The British attack started on the evening of 27th of April 1917. The British casualties were massive: 5000 soldiers. The estimated casualties at Bulgarian side in this first Battle of Dojran were around 1500. The corpses of the dead soldiers were rapidly decomposed in the hot sunlight, so they were buried quickly in the night during sporadic ceasefires.
One of those casualties was the painter and Captain Gerard Chowne. He died from Bulgarian machine gun fire in the evening of 1st of May. His body is buried somewhere in the hills above Dojran lake.
After his death, a memorial exhibition was opened at the New English Art Club winter exhibition the same year. Only few watercolors of Macedonian Front survived and were shown on this exhibition. In the summer of 1918, another exhibition of art from Salonika Front was opened, where the “star” of the show was supposed to be the famous British war painter William T. Wood. Only 7 watercolors of Gerard Chowne were selected for this exhibition. However, the lyricism of Chowne watercolors and the sadness of his loss stole the show, the art critics were praising Chowne work over the works of famous W.T. Wood.

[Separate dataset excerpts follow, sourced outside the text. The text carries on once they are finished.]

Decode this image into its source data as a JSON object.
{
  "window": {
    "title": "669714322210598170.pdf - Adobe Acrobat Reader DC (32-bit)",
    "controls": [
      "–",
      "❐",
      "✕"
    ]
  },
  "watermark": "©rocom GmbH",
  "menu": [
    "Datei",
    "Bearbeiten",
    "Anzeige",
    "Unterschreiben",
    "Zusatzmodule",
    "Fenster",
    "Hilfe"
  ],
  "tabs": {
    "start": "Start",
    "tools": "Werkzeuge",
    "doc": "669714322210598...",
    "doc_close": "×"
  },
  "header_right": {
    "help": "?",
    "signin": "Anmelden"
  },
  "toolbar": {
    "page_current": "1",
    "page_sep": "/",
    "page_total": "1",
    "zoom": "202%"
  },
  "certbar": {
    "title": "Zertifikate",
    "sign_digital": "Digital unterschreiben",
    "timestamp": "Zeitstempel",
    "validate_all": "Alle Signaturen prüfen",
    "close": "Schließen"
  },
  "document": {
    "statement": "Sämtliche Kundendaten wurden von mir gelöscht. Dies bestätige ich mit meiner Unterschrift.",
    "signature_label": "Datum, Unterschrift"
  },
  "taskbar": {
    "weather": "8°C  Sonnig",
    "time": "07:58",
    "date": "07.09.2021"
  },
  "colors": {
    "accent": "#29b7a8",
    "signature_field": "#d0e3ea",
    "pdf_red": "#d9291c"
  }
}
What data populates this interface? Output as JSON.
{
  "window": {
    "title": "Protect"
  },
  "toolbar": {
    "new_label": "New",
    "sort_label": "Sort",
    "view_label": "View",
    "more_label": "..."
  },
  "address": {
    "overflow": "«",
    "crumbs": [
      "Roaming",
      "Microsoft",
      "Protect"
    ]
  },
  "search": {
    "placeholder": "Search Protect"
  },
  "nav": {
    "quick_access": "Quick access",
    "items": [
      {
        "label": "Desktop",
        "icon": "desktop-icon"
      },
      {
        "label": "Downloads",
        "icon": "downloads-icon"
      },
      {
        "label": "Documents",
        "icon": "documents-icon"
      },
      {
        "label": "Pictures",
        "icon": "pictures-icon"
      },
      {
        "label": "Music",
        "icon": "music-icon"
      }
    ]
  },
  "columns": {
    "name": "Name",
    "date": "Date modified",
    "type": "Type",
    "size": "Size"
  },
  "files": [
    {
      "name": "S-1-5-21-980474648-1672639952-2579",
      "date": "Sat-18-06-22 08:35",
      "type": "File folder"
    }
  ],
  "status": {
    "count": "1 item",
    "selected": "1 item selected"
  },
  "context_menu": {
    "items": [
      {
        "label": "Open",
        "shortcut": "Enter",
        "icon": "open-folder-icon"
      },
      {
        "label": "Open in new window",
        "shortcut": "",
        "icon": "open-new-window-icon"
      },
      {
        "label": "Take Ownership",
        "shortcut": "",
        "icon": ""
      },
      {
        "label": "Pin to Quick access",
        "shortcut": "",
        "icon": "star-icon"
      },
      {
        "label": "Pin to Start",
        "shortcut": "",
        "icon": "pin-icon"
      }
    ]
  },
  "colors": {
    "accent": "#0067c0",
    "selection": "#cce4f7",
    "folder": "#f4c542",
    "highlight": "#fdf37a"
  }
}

One of these remaining 7 remaining watercolors from 1918 is in my possession – Lake Dawn. It is not difficult to understand why the critics were so impressed – Chowne captured the very rare moments of peace and birth of the day, before the roar of the machine guns wake up the Death. His works are filled with tranquility and lust for beauty.
Chowne contribution to Macedonian art legacy is significant. The least that he deserves is that someone finds his grave and honor him with perhaps small monument.
There are several WW1 memorials at Greek side, for example the Doirani memorial near Kilkis, Greece. I wonder if Chowne is mentioned there.